Oscar watch: ‘Walter Mitty’

The Oscar dreams for Ben Stiller’s “The Secret Life of Walter Mitty” may have dimmed a bit after the fantasy comedy had its world premiere over the weekend at the New York Film Festival.

“I want to thank the Film Society of Lincoln Center for having the courage to show a Ben Stiller movie,” quipped Stiller before the film showed at Alice Tully Hall. “I grew up 20 blocks away. And thanks to you, I’m finally allowed inside the building.”

There was a mixed critical reception, though, for the second film inspired by humorist James Thurber’s famous 1939 short story. This one stars Stiller, Kristen Wiig and a briefly seen Shirley MacLaine, following an earlier musical version in 1947 with Danny Kaye as Mitty.

Kristen Wiig co-stars in the upcoming comedy, set to premiere Christmas Day.

“The film’s pleasures may be too minor key and its pace too meandering to conquer the mainstream,” said a reviewer for The Hollywood Reporter. “But audiences willing to tune in to its blend of surreal fantasy, droll comedy and poignancy will be rewarded.”

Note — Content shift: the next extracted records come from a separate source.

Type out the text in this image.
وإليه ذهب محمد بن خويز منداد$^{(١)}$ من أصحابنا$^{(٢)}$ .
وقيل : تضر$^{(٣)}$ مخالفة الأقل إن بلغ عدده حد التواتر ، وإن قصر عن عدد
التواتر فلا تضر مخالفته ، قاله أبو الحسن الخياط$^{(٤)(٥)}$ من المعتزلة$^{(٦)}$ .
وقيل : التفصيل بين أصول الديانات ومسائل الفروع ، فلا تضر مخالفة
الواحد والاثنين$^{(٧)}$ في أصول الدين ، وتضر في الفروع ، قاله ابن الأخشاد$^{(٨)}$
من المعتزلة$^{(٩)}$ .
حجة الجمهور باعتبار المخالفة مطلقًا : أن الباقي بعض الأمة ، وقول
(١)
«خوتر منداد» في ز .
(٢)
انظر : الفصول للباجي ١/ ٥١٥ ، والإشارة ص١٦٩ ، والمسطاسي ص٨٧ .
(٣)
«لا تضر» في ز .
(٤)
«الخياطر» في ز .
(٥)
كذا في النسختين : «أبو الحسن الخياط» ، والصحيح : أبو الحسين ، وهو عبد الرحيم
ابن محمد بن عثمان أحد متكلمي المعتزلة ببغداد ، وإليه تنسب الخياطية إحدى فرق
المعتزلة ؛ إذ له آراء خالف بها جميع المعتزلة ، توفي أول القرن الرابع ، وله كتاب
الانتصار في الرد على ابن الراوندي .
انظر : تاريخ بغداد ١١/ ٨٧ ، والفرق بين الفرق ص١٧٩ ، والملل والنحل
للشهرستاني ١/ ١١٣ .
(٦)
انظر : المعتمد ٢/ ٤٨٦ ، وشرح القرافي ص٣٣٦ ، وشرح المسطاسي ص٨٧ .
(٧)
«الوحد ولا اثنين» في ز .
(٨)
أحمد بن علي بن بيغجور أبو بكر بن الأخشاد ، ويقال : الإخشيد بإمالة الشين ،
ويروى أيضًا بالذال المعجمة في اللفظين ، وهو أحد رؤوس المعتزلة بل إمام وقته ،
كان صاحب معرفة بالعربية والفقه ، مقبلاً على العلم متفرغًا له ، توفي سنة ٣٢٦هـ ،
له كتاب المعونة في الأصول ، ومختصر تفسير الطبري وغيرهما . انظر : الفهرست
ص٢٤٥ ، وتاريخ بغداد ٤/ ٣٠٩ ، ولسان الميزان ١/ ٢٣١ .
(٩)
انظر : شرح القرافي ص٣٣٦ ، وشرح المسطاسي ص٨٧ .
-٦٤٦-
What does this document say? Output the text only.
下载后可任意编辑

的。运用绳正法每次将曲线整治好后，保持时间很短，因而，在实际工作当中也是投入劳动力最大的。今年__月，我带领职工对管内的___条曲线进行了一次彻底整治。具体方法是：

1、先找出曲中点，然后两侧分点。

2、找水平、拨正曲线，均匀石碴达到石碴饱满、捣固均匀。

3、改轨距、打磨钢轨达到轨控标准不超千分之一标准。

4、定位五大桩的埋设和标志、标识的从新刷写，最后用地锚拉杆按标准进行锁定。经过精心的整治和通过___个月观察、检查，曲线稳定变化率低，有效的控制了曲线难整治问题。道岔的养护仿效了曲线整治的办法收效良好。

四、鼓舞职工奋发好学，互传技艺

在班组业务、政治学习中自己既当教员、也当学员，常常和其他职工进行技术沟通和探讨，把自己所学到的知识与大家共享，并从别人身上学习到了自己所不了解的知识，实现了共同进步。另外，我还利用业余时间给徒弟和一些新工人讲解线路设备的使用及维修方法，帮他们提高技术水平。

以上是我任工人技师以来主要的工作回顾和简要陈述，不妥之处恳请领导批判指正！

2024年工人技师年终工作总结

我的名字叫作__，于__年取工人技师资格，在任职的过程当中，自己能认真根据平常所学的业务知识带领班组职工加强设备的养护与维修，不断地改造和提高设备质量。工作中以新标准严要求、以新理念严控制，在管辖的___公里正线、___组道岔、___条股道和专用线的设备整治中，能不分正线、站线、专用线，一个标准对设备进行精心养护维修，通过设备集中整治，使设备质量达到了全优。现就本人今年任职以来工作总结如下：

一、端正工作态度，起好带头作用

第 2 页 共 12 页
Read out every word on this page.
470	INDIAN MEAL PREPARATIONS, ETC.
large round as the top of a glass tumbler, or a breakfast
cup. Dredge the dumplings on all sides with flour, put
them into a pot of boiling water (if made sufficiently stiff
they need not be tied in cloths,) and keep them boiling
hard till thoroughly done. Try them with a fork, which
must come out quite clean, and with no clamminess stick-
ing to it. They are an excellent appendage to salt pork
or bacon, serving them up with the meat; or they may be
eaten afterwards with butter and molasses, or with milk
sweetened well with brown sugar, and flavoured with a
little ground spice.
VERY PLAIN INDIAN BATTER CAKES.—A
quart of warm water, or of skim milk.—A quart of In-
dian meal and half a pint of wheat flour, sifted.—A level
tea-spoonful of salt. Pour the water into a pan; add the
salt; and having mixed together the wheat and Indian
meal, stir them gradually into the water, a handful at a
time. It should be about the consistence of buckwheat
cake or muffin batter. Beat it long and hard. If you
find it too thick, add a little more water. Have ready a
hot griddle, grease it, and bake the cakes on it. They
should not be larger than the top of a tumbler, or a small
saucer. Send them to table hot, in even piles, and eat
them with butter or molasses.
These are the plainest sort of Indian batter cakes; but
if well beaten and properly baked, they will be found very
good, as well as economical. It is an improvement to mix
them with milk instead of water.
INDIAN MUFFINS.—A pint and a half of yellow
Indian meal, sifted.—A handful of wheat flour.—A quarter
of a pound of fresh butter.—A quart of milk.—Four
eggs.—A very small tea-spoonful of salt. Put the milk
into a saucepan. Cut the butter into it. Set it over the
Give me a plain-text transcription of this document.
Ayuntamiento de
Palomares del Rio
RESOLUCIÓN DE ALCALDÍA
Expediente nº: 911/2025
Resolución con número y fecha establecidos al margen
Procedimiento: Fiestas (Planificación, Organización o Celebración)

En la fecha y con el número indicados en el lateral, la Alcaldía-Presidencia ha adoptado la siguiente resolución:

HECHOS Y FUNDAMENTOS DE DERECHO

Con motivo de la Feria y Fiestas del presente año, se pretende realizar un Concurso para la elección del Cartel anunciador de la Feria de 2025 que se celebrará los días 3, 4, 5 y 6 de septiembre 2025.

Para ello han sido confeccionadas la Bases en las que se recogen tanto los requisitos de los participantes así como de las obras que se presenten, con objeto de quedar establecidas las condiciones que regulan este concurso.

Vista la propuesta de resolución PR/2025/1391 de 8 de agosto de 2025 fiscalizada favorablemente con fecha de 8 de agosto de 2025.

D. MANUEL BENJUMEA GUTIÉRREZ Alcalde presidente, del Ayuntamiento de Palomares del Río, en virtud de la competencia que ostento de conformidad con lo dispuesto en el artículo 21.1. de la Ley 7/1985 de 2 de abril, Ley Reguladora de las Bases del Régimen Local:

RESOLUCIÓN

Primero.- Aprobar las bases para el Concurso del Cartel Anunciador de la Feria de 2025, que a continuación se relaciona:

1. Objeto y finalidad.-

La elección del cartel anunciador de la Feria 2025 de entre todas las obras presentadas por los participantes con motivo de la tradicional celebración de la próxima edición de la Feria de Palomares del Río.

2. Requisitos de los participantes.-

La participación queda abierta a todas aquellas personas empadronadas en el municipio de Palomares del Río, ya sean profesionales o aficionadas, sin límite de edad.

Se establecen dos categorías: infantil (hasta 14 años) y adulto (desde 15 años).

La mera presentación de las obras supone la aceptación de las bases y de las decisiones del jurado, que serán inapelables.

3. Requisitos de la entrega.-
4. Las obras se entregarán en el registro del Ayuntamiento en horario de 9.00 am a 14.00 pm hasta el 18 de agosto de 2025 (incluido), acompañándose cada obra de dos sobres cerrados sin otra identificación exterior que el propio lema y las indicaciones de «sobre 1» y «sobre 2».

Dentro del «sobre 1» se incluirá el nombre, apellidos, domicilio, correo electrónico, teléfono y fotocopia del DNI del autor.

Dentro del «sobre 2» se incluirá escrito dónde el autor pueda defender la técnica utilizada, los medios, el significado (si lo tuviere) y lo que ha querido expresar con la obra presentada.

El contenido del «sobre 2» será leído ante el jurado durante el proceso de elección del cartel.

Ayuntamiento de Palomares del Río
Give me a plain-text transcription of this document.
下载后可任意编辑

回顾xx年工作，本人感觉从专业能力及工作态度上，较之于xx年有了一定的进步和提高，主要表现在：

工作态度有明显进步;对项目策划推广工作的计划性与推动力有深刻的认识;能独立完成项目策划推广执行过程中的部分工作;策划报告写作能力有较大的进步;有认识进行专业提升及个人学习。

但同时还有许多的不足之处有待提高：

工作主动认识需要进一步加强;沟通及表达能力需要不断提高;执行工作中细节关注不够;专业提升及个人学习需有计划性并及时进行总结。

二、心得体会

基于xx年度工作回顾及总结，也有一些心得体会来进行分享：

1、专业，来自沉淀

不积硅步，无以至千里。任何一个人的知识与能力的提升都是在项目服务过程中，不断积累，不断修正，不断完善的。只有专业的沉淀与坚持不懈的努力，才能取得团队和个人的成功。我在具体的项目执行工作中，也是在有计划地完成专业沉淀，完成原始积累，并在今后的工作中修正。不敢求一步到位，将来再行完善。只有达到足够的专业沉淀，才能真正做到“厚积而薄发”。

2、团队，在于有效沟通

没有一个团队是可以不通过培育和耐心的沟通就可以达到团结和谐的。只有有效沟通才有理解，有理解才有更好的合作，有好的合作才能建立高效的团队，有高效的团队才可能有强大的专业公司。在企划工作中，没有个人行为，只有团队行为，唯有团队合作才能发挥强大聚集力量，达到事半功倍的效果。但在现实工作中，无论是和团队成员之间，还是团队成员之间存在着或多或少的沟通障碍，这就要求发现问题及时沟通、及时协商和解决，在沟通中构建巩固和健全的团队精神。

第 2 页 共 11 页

In Stiller’s film, Mitty is a milquetoast photo editor at a present-day Life Magazine (which ceased monthly publication in 2000) too shy to talk to single mom and co-worker Wiig who he has a crush on. But he frequently pictures himself as a hero in daydreams, which makes him the target of a corporate shark (Adam Scott) assigned to downsize the magazine to a web-only operation.

When Mitty loses an image designated for the cover of the last print edition, his character (who’s never been out of the country) abruptly changes and has real-life adventures in Greenland, Iceland and Afghanistan while searching for the gonzo photographer (Sean Penn in a one-scene cameo) who took it.

It’s beautifully photographed movie and has some good sequences though somewhat earnest and schmaltzy. Never really establishing a consistent tone, it’s relatively slow-moving and light on laughs — though that seemed to bother some critics who saw it earlier than the day more than the evening crowd at Lincoln Center who gave Stiller a standing ovation.

In the works for 19 years with Jim Carrey, Owen Wilson and Sacha Baron Cohen slated to play Mitty at various points, “The Secret Life of Walter Mitty” opens nationally on Christmas Day.

“A lot of people think studios are bad and these faceless greedy corporations. And they are,” Stiller said to audience laughter. “But there also people there who run them. The people at the studio decided to take a chance on this movie.”